Chip miniaturizes holography

June 16/23, 2004

Researchers from Chiba University and the Institute of Physical and Chemical Research (RIKEN) in Japan have built a hologram generator on a single circuit board.

The device could eventually be used for three-dimensional television, three-dimensional visualization of statistics, and three-dimensional medical imaging.

The researchers' system consists of a special-purpose computer chip and a high-resolution liquid-crystal display panel. The system generates holograms on the screen with a half second delay for an object that consists of 1,000 points, according to the researchers.

The key to generating a hologram in near real-time is being able to compute a very large number of pixels very quickly.

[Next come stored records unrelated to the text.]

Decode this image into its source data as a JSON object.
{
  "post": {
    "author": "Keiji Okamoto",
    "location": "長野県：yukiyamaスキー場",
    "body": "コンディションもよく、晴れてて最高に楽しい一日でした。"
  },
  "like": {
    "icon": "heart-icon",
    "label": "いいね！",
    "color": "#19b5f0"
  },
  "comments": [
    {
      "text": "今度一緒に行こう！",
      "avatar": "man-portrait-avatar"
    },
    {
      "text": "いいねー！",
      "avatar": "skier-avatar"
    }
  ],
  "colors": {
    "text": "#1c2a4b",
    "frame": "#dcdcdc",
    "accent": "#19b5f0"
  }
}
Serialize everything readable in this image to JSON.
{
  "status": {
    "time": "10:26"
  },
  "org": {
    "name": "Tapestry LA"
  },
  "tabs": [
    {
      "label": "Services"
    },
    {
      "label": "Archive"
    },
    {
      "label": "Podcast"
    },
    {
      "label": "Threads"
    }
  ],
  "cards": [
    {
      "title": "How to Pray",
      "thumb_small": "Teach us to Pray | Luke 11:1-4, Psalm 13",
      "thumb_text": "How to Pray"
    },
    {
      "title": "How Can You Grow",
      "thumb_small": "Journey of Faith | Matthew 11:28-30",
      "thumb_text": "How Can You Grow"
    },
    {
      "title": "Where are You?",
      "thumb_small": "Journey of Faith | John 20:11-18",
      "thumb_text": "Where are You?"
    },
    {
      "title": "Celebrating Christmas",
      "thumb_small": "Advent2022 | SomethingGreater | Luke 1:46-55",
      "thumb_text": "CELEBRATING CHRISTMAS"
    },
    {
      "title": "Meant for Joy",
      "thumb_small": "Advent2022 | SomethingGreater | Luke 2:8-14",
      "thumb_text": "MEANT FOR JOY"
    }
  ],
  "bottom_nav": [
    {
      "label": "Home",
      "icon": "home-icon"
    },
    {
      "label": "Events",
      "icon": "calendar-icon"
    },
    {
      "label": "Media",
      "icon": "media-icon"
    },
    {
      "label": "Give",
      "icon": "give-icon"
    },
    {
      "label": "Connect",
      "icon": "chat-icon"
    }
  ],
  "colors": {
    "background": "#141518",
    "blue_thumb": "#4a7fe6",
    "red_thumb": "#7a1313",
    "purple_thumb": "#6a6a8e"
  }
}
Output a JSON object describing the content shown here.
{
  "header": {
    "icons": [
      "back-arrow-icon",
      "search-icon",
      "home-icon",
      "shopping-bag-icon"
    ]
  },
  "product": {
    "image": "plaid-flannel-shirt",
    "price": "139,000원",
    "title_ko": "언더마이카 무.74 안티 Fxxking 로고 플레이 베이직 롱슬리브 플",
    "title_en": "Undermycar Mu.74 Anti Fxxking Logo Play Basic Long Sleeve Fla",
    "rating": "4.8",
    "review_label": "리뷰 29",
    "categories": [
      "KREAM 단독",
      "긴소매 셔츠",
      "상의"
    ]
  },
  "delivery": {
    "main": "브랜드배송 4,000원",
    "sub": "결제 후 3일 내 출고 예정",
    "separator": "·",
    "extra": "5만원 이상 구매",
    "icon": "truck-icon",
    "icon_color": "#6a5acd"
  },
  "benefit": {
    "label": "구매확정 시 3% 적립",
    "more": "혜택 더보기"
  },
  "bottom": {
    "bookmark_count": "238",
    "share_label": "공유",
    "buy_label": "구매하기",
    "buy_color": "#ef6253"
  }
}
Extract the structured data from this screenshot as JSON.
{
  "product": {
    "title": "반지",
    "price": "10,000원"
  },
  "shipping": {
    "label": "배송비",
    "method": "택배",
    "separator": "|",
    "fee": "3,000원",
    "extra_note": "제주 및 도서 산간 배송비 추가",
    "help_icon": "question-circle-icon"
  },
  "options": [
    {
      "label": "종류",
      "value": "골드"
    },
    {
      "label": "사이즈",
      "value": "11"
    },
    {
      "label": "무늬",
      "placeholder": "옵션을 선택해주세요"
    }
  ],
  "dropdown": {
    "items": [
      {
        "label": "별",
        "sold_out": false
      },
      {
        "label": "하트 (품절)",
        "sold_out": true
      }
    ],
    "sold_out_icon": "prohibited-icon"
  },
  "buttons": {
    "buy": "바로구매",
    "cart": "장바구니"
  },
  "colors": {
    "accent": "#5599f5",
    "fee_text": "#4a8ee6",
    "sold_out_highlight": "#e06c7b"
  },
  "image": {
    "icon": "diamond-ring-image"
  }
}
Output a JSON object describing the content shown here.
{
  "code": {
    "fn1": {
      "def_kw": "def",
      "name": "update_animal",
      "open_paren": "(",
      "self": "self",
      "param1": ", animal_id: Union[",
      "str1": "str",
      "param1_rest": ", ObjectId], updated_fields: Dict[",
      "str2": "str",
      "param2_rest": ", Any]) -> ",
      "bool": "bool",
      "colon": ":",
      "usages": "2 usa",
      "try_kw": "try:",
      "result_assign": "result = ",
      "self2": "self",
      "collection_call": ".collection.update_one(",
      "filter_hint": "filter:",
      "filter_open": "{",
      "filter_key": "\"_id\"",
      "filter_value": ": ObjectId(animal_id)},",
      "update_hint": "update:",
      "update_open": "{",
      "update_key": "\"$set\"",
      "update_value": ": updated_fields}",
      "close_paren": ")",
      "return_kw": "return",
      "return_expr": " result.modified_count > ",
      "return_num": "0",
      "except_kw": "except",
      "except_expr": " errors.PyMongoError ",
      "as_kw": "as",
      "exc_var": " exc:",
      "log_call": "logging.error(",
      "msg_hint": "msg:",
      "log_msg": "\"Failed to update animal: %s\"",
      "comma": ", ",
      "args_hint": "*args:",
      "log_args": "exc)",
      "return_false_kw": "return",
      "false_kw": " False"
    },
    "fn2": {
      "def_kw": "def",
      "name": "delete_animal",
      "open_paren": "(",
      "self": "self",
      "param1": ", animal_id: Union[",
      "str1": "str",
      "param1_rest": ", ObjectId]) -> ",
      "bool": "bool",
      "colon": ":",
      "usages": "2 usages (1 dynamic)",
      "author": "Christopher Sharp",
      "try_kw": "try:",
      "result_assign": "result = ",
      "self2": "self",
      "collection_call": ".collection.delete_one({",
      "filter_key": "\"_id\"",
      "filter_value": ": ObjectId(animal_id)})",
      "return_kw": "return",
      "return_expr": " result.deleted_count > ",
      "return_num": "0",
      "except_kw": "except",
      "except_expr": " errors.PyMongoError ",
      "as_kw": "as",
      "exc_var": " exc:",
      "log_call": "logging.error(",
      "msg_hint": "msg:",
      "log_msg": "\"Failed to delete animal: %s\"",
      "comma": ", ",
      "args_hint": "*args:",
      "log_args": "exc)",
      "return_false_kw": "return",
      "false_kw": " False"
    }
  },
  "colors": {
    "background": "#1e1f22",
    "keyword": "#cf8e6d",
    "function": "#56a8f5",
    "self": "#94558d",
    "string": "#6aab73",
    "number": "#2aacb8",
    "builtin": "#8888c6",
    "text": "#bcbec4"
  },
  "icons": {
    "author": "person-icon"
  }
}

A good three-dimensional picture must have a dot pitch, or pixel size, of less than than 5 microns to look right to both eyes. A hologram that is 10 centimeters by 10 centimeters with a 5-micron dot pitch contains 20,000 by 20,000 pixels.

A real-time reconstruction of an image with that many pixels requires a computation speed faster than today's computers by one million times, according to the researchers. The researchers' scheme speeds the computation by programming the chip to calculate the data in parallel streams. The scheme is also scalable; multiple chips can be used to increase the speed of the system or the size of the image.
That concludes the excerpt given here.